Support was recently added to the Swift server. (Glance -> Swift support should land in Liberty.)

> In the near future we are looking to make all inter-service (e.g. Nova ->glance) communication have the service token.
>
> This design was specifically implemented for the case you're describing.
>
> In theory it would be possible to allow the quota check / read with only a service token (and a proper policy.json) but would require the user's token to do writes.
>
>
>>
>> Should user not have paid dues, Glance knows which objects to garbage collect!
>>
>> Regards
>> Malini
>>
>> From: Adam Young [mailto:ayoung at redhat.com]

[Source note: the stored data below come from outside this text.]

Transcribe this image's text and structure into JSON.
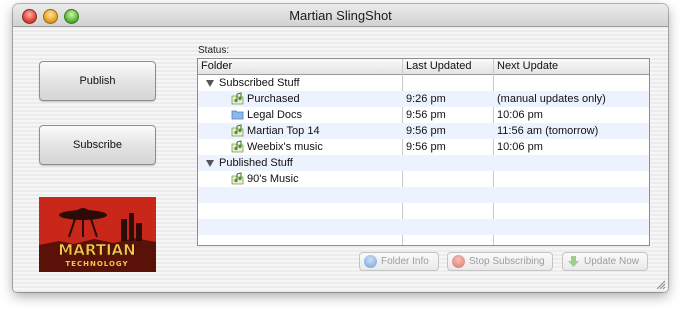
{
  "window": {
    "title": "Martian SlingShot"
  },
  "sidebar": {
    "publish_label": "Publish",
    "subscribe_label": "Subscribe",
    "logo": {
      "line1": "MARTIAN",
      "line2": "TECHNOLOGY"
    }
  },
  "status": {
    "label": "Status:",
    "columns": [
      "Folder",
      "Last Updated",
      "Next Update"
    ],
    "rows": [
      {
        "type": "group",
        "folder": "Subscribed Stuff",
        "last": "",
        "next": ""
      },
      {
        "type": "item",
        "icon": "music-folder-icon",
        "folder": "Purchased",
        "last": "9:26 pm",
        "next": "(manual updates only)"
      },
      {
        "type": "item",
        "icon": "folder-icon",
        "folder": "Legal Docs",
        "last": "9:56 pm",
        "next": "10:06 pm"
      },
      {
        "type": "item",
        "icon": "music-folder-icon",
        "folder": "Martian Top 14",
        "last": "9:56 pm",
        "next": "11:56 am (tomorrow)"
      },
      {
        "type": "item",
        "icon": "music-folder-icon",
        "folder": "Weebix's music",
        "last": "9:56 pm",
        "next": "10:06 pm"
      },
      {
        "type": "group",
        "folder": "Published Stuff",
        "last": "",
        "next": ""
      },
      {
        "type": "item",
        "icon": "music-folder-icon",
        "folder": "90's Music",
        "last": "",
        "next": ""
      }
    ]
  },
  "actions": {
    "folder_info": "Folder Info",
    "stop_subscribing": "Stop Subscribing",
    "update_now": "Update Now"
  },
  "colors": {
    "alt_row": "#edf3fe",
    "logo_red": "#c8271a"
  }
}
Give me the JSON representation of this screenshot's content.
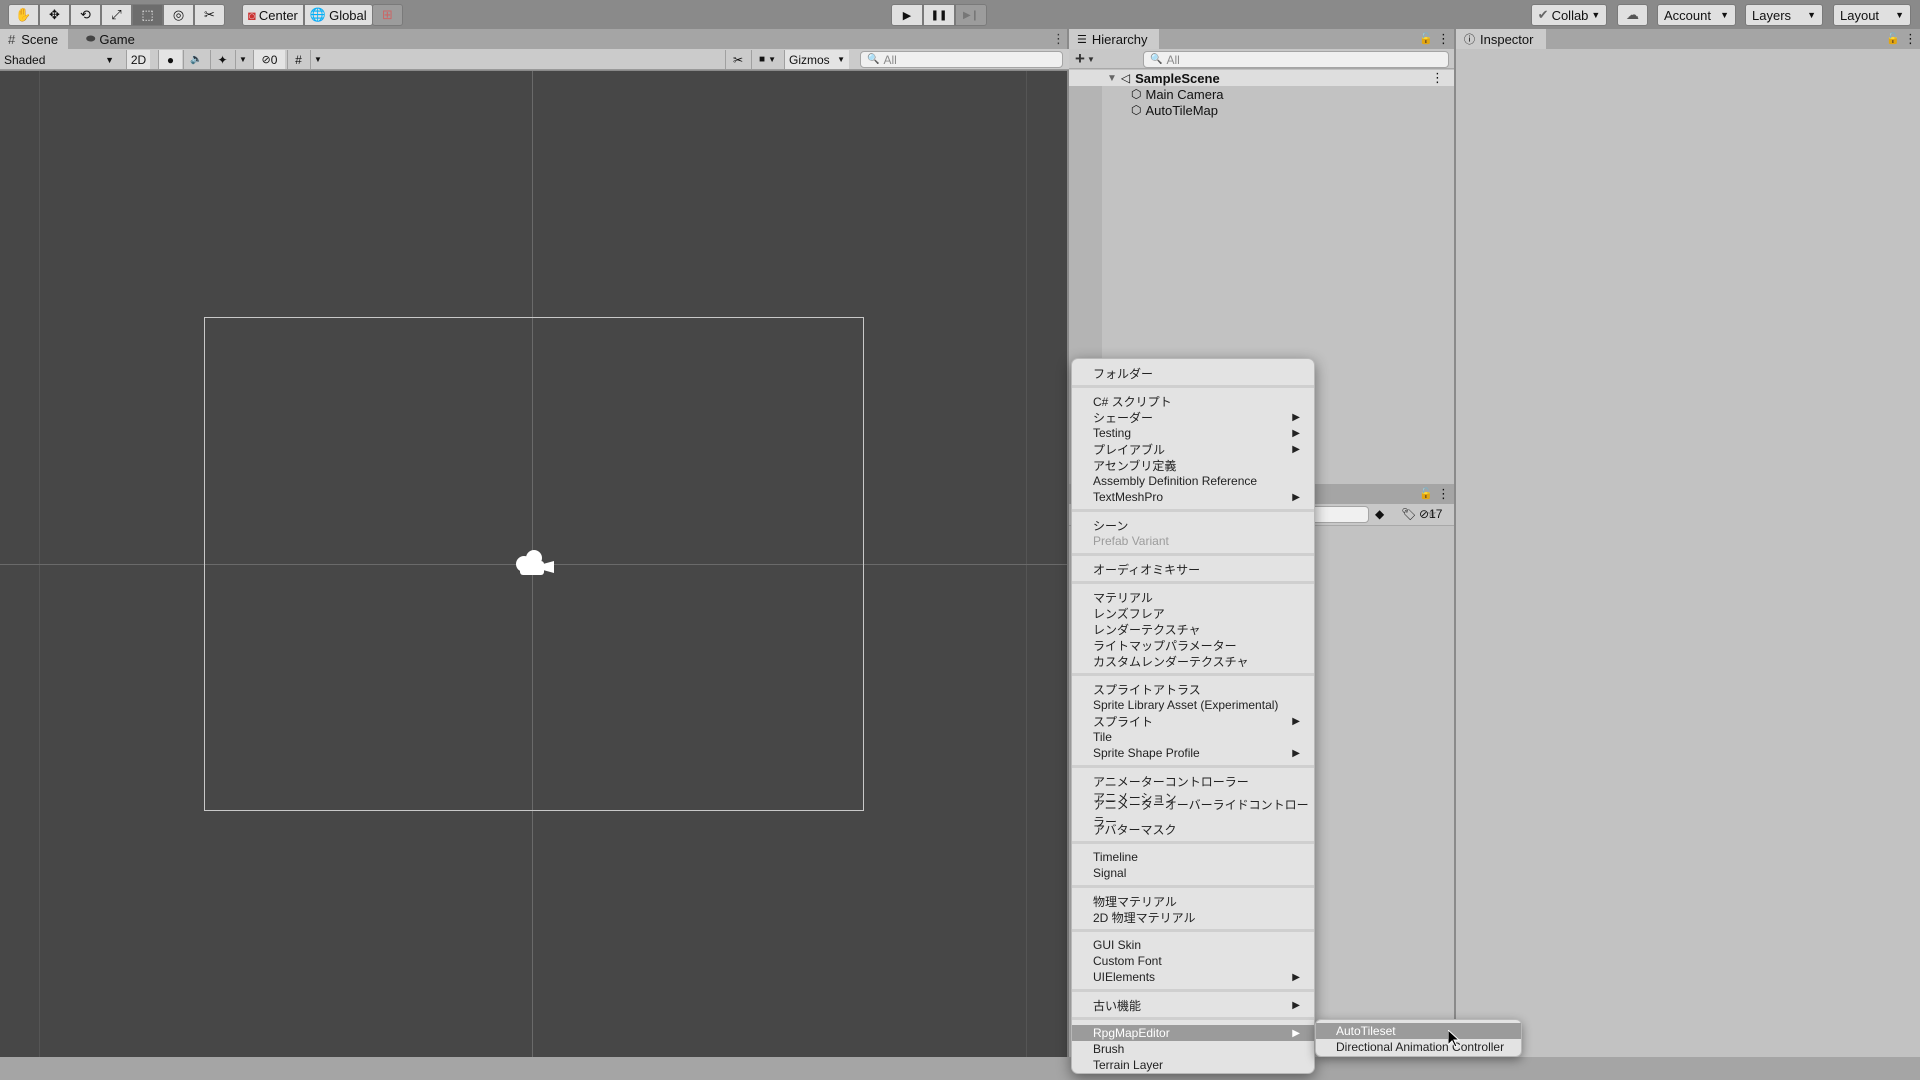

>> Sent: Friday, June 05, 2015 4:11 PM
>> To: openstack-dev at lists.openstack.org
>> Subject: Re: [openstack-dev] [Glance][Keystone] Glance and trusts
>>
>> On 06/05/2015 10:39 AM, Dolph Mathews wrote:
>>
>> On Thu, Jun 4, 2015 at 1:54 AM, David Chadwick <d.w.chadwick at kent.ac.uk> wrote:
>> I did suggest another solution to Adam whilst we were in Vancouver, and
>> this mirrors what happens in the real world today when I order something
>> from a supplier and a whole supply chain is involved in creating the end
>> product that I ordered. This is not too dissimilar to a user requesting
>> a new VM. Essentially each element in the supply chain trusts the two
>> adjacent elements. It has contracts with both its customers and its
>> suppliers to define the obligations of each party. When something is
>> ordered from it, it trusts the purchaser, and on the strength of this,
>> it will order from its suppliers. Each element may or may not know who
>> the original customer is, but if it needs to know, it trusts the
>> purchaser to tell it. Furthermore the customer does not need to delegate
>> any of his/her permissions to his/her supplier. If we used such a system
>> of trust between Openstack services, then we would not need delegation
>> of authority and "trusts" as they are implemented today. It could
>> significantly simplify the interactions between OpenStack services.
>>
>> +1! I feel like this is the model that we started with in OpenStack, and have grown additional complexity over time without much benefit.
>>
>> We could roll Glance into Nova, too, and get the same benefit.  There is a reason we have separate services.  GLance shoud not Trust Nova for all operations, just some.
>>
>> David's example elides the fact that there  are checks built in to the supply chain system to prevent cheating.
>>
>>
>>
>>
>>
>>
>>
>> regards
>> David
>>
>> On 03/06/2015 21:03, Adam Young wrote:
>>> On 06/02/2015 12:57 PM, Mikhail Fedosin wrote:
>>>> Hello! I think it's a good time to discuss implementation of trusts in
>>>> Glance v2 and v3 api.
>>>>
>>>> Currently we have two different situations during image creation where
>>>> our token may expire, which leads to unsuccessful operation.
>>>>
>>>> First is connection between glance-api and glance-registry. In this
>>>> case we have a solution (https://review.openstack.org/#/c/29967/) -
>>>> use_user_token parameter in glance-api.conf, but it is True by default
>>>> . If it's changed to False then glance-api will use its own
>>>> credentials to authorize in glance-registry and it prevents many
>>>> possible issues with user token expiration. So, I'm interested if
>>>> there are some performance degradations if we change use_user_token to
>>>> False and what are the reasons against making it the default value.
>>>>
>>>> Second one is linked with Swift. Current implementation uploads chunks
>>>> one by one and requires authorization each time. It may lead to
>>>> problems: for example we have to upload 100 chunks, after 99th one,
>>>> token expired and glance can't upload the last one, catches an
>>>> exception and tries to remove stale chunks from storage. Of course it
>>>> will fail, because token is not valid anymore, and that's why there
>>>> will be 99 garbage objects in the storage.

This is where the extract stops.